From the wheelhouse another man came onto the bridge. He was tall, lean and weather-beaten with close-set eyes above high cheekbones, and the alert and upright carriage of a soldier. For a moment the three conferred, the newcomer tugging impatiently at his sparse, black mustache, while he took in the scene around him with sharp glances.

"Speed, and speed, and more speed, Scoland," said the old scientist.

"Aye, speed," echoed the young giant, "all the speed in your good ship, Captain, while yet there is open water. Yonder, ahead, the ice gathers for the drive, and there we must needs go slowly. So speed while speed we may."

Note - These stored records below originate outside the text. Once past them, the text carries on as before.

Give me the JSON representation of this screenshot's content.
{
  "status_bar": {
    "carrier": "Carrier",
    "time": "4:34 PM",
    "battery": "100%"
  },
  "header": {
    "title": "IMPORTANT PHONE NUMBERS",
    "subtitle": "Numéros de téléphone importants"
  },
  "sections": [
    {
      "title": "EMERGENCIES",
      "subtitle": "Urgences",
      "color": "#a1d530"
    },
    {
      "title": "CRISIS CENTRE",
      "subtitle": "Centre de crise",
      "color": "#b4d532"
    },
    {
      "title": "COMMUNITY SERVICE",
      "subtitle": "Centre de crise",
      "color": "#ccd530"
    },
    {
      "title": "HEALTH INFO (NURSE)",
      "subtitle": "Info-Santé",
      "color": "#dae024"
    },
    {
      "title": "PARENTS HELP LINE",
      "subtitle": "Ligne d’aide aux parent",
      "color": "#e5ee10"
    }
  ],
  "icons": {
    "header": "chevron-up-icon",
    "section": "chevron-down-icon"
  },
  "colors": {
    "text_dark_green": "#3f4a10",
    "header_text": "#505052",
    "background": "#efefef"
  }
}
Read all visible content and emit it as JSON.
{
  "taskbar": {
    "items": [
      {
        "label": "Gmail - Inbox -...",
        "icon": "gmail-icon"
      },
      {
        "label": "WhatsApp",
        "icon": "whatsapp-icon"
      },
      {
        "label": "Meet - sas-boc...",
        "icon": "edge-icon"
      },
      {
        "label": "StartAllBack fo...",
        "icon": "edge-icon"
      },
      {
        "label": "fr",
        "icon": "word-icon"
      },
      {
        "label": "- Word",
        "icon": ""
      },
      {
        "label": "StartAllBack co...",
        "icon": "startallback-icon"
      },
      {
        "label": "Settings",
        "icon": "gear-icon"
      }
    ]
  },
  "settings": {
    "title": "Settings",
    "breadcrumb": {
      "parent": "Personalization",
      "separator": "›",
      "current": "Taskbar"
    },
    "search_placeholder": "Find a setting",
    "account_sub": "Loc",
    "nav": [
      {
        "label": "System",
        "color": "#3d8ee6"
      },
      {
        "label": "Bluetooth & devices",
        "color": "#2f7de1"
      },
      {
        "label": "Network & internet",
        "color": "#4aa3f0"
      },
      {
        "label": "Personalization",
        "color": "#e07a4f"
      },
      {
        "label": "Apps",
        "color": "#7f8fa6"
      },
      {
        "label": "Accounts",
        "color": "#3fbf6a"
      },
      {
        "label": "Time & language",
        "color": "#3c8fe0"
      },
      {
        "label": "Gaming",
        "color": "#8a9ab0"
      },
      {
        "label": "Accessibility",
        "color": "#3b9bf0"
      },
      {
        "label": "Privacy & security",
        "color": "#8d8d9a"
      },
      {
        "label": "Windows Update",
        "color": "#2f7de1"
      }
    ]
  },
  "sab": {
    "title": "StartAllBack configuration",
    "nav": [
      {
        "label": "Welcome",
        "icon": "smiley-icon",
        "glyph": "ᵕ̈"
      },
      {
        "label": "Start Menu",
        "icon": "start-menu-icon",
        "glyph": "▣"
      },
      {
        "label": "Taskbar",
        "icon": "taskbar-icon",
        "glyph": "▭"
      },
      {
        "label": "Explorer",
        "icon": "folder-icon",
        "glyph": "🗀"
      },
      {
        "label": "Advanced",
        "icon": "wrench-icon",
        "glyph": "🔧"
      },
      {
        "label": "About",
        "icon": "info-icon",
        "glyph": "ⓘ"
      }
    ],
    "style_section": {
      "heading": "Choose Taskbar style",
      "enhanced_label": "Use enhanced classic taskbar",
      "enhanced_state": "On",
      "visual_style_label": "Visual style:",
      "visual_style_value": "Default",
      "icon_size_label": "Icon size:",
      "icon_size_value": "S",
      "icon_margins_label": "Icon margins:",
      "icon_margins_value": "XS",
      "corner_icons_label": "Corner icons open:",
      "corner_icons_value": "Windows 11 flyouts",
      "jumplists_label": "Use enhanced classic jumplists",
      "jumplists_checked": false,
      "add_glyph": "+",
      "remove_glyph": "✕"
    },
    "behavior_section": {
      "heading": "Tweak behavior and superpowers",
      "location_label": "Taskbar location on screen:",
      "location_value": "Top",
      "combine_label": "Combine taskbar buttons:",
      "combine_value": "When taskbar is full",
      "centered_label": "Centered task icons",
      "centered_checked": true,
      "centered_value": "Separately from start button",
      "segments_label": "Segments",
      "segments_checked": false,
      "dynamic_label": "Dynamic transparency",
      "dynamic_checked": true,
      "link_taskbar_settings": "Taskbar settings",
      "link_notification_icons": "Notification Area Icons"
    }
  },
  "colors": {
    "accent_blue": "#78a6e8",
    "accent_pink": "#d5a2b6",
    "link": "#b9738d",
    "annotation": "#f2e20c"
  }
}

Scoland nodded shortly and strode back to the wheelhouse. Down the speaking-tube to the engine-room went his call:

"Crowd her, Mac, crowd her!"

"Aye, Meester Scoland, aye! But, mon, is she no doin' beautifully the noo?" The grizzled MacKechnie turned from the tube in the bowels of the cruiser, to bellow his orders among cursing, panting stokers and sweating coal-passers.

For this was a race with death; not the death of one man, or of a ship's crew, but the extinction of a nation.

Down this swirling pathway one of the men on the ship had passed once before. No stout ship swam under his feet on that journey. He rode on a careening iceberg. He was the fur-clad young viking on the bridge. His name was Polaris Janess.

Born in the wilderness of the Antarctic by one of the strangest freaks of circumstances, Polaris had reached manhood seeing no human being besides the father who had reared him. When that father died the young man started to break his way to civilization.